— Гражданин прокурор, хочу сделать официальное заявление. Я, Белоцерковец Павел Павлович, совершил убийство своего друга Геннадия Александровича Комарова 15 июня 1941 года в городе Лосиноглебске. Я также виновен в доведении до самоубийства своей гражданской жены Митенковой Валерии Кирилловны. Дату ее смерти не знаю. Вы не поверите, я действительно не знал, какое тогда было число… Но это не все мои преступления. Я также виновен в совращении несовершеннолетней Комаровой Таисии Александровны… Простите, почему вы не записываете?
— Погодите, Павел Павлович. Как вы сюда добрались?
— Самолетом. Я прилетел еще утром… Но долго искал вас… Знаете, город незнакомый, хотя я прожил здесь безвыездно больше половины своей жизни. Вы не удивляетесь?

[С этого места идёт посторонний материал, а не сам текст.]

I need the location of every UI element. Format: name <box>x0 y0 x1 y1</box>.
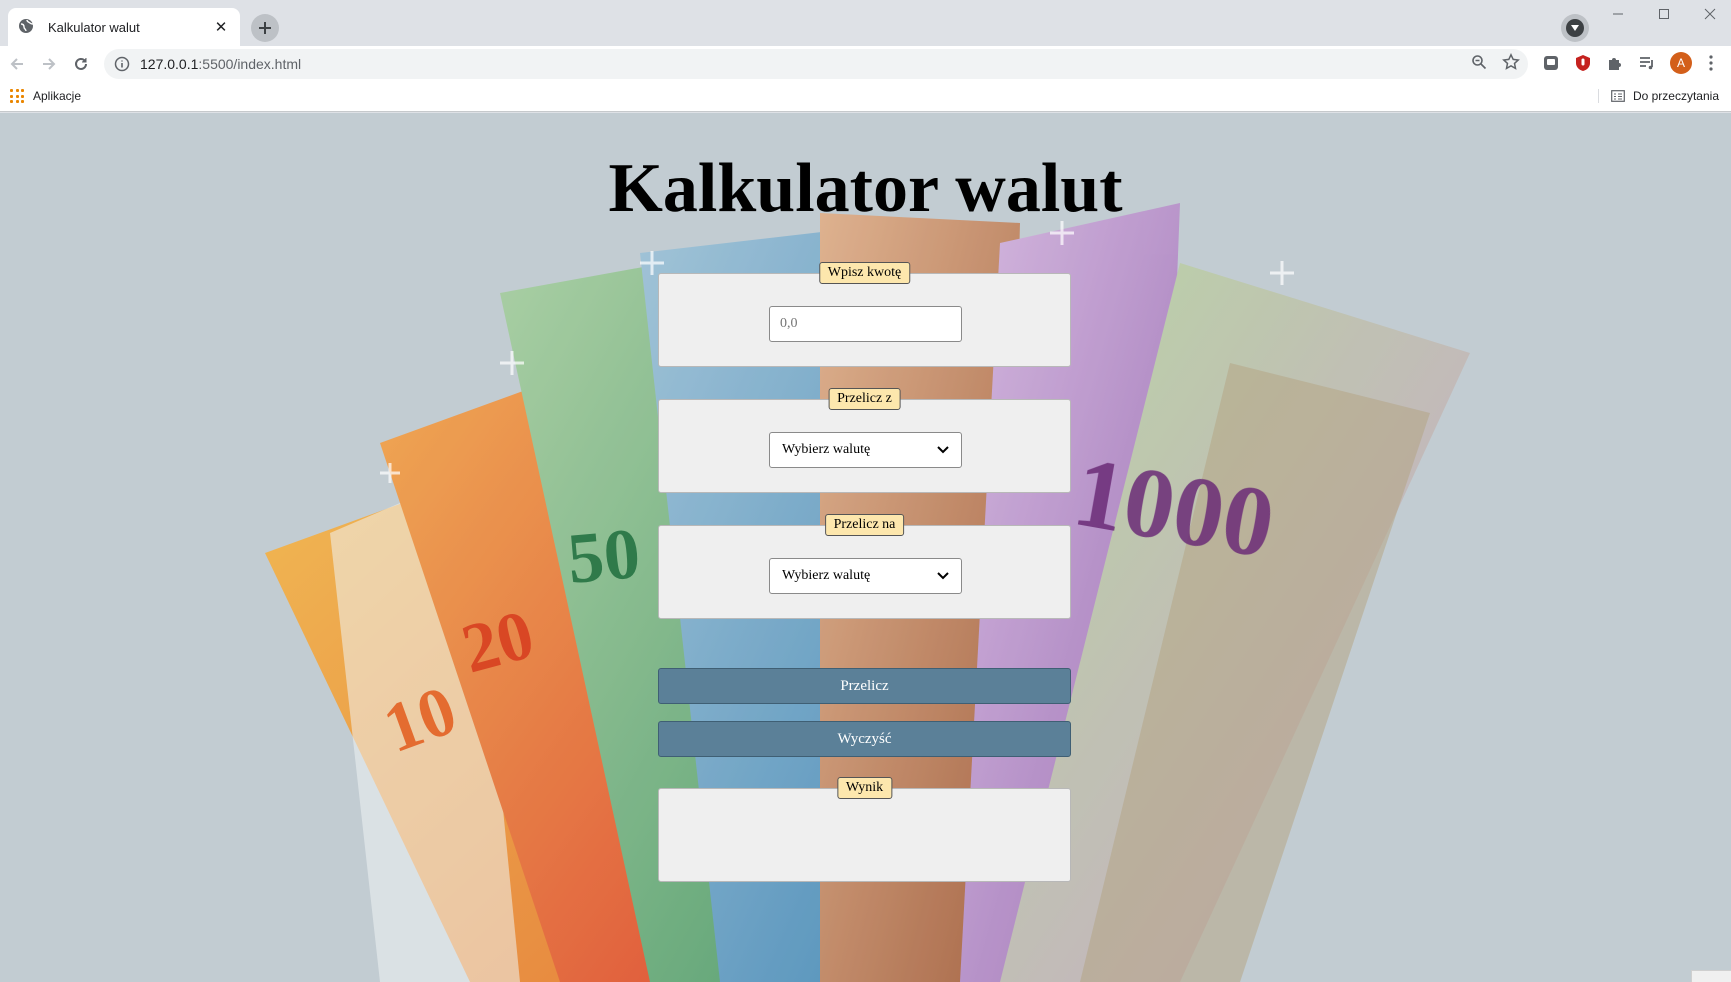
to-currency-value: Wybierz walutę <box>782 568 871 583</box>
address-bar[interactable]: 127.0.0.1:5500/index.html <box>104 49 1528 79</box>
bookmark-apps[interactable]: Aplikacje <box>10 89 81 103</box>
maximize-icon[interactable] <box>1641 0 1687 28</box>
amount-legend: Wpisz kwotę <box>818 262 911 284</box>
url-text: 127.0.0.1:5500/index.html <box>140 56 302 72</box>
extension-icon[interactable] <box>1572 52 1594 74</box>
tab-strip: Kalkulator walut ✕ <box>0 0 1731 46</box>
plus-icon[interactable] <box>251 14 279 42</box>
from-currency-value: Wybierz walutę <box>782 442 871 457</box>
globe-icon <box>18 18 36 36</box>
reading-list-label: Do przeczytania <box>1632 89 1719 103</box>
page-title: Kalkulator walut <box>608 150 1123 227</box>
result-legend: Wynik <box>836 777 893 799</box>
status-corner <box>1691 970 1731 982</box>
to-currency-legend: Przelicz na <box>824 514 905 536</box>
reading-list-icon <box>1611 90 1625 102</box>
media-control-icon[interactable] <box>1561 14 1589 42</box>
window-close-icon[interactable] <box>1687 0 1731 28</box>
reading-list-button[interactable]: Do przeczytania <box>1597 89 1719 103</box>
extensions-puzzle-icon[interactable] <box>1604 52 1626 74</box>
page-viewport: 10 20 50 1000 Kalkulator walut Wpisz kwo… <box>0 113 1731 982</box>
result-fieldset: Wynik <box>658 777 1071 882</box>
zoom-icon[interactable] <box>1470 53 1488 71</box>
chevron-down-icon <box>937 572 949 580</box>
reload-icon[interactable] <box>66 49 96 79</box>
tab-title: Kalkulator walut <box>48 19 140 35</box>
to-currency-fieldset: Przelicz na Wybierz walutę <box>658 514 1071 619</box>
browser-toolbar: 127.0.0.1:5500/index.html A <box>0 46 1731 82</box>
star-icon[interactable] <box>1502 53 1520 71</box>
avatar[interactable]: A <box>1670 52 1692 74</box>
to-currency-select[interactable]: Wybierz walutę <box>769 558 962 594</box>
from-currency-legend: Przelicz z <box>828 388 901 410</box>
bookmark-apps-label: Aplikacje <box>33 89 82 103</box>
browser-tab[interactable]: Kalkulator walut ✕ <box>8 8 240 46</box>
convert-button[interactable]: Przelicz <box>658 668 1071 704</box>
from-currency-fieldset: Przelicz z Wybierz walutę <box>658 388 1071 493</box>
back-arrow-icon[interactable] <box>2 49 32 79</box>
forward-arrow-icon[interactable] <box>34 49 64 79</box>
close-icon[interactable]: ✕ <box>212 18 230 36</box>
apps-grid-icon <box>10 89 24 103</box>
info-icon[interactable] <box>114 56 130 72</box>
menu-dots-icon[interactable] <box>1700 52 1722 74</box>
clear-button[interactable]: Wyczyść <box>658 721 1071 757</box>
from-currency-select[interactable]: Wybierz walutę <box>769 432 962 468</box>
queue-icon[interactable] <box>1636 52 1658 74</box>
minimize-icon[interactable] <box>1595 0 1641 28</box>
bookmarks-bar: Aplikacje Do przeczytania <box>0 82 1731 112</box>
amount-fieldset: Wpisz kwotę <box>658 262 1071 367</box>
amount-input[interactable] <box>769 306 962 342</box>
extension-icon[interactable] <box>1540 52 1562 74</box>
chevron-down-icon <box>937 446 949 454</box>
svg-text:50: 50 <box>564 513 643 599</box>
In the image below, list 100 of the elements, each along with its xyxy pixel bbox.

— Нет. Что вас заставило прийти ко мне?
Он совсем старческим, наверное, привычным для него жестом вытер мокрые глаза.
— Вы бы знали, как жутко жить только ночью… Не разговаривать ни с кем… Лерочка была почти глухая и боялась их… — Последние слова он сказал шепотом, показывая пальцем на боковую стенку. У меня возникло подозрение, что Белоцерковец все еще не в своем уме. Но он печально усмехнулся. — Это она так говорила, Валерия… Мне трудно передать все, что я хочу сказать. Я композитор. Всю жизнь там, — он снова показал пальцем куда-то, — писал музыку. Она звучала только здесь. — Павел Павлович приложил морщинистую руку к темени. — Потом я понял, что и музыка уходит от меня, потому что ушла надежда… Я пытался писать светло, легко, чтобы заглушить свое преступление, свою трусость, свое ничтожество… Но она не заглушала… Музыка ушла, и я остался один на один с двумя дорогими и страшными для меня людьми: с Геной и Таей. Но вы не подумайте, что я сумасшедший. Действительно, что-то со мной случилось недавно, когда Лерочка покончила с собой, а потом в Доме творчества я увидел женщину, которая мне очень напомнила Таю. Я гулял в парке, она подошла ко мне и долго смотрела… И заплакала… Это было удивительно: плачет незнакомая женщина, и ты не знаешь, чем ей помочь. Не помню, что я ей говорил… Я говорил, кажется, о себе. У меня возникло непреодолимое желание уехать оттуда… Женщина исчезла неожиданно… И откуда-то в моих руках деньги… Мысль о том, что я должен ехать сюда, именно к вам, оформилась позже, когда я остался один в своей комнате… Совсем один… Вот почему я здесь. Надо было прийти давным-давно…
Он сидел передо мной, жалкий, больной, наполовину сумасшедший, погубивший себя, своего друга, разбивший жизнь двум женщинам… И оставивший сиротой сына.
— Я понимаю, — тихо прошамкал Белоцерковец беззубым ртом, — мой приход не может считаться явкой с повинной… Вы меня нашли сами.
— Вас обнаружили у Митенковой случайно, — сказал я.
Он посмотрел на меня долгим взглядом, в котором было смятение, недоверие, растерянность.
— Меня не искали? — спросил он. Я отрицательно покачал головой. — Вы не знаете, меня искали, чтобы отдать под суд.
— Я знаю почти все, — произнес я спокойно. — Вас никто не собирался судить.
— Ведь я же убийца, растлитель! Меня не могли не искать. Не может быть, чтоб не искали, не может быть!
Он схватился старческими перекореженными пальцами за дряблые щеки и, закрыв глаза, застонал…
Обо всем до конца я узнал из магнитофонной записи показаний Белоцерковца.
«…Когда Комаров вернулся на пляж, я не мог даже предположить, что он узнал о том, что произошло между мной и Таей. Я это понял, как только Геннадий обратился к своей сестре с вопросом: «Правда ли то, что написано в записке?» Никакой записки я от Таисии Комаровой не получал. Я пытался избежать скандала, хотел объясниться с Комаровым, в конце концов пообещать жениться на Тае. Мы отошли в сторонку, за кусты, к самой реке. Вы бы видели его лицо! В руке он сжимал велосипедный насос, не знаю зачем прихваченный из дома. Комаров спросил:
— У вас действительно было с Таей?.. Говори честно, сволочь, все равно узнаю, убью…
И схватил меня за рубашку. Она треснула. Я сказал: «Да». И пытался успокоить его, стал уверять, что женюсь на его сестре. Он сказал:
— Ей же нет еще восемнадцати! Что ты, гад, думал? Мне после всего этого противно, что я ел с тобой вместе один хлеб, что моя мать тебя, подлец, встречала и кормила как родного.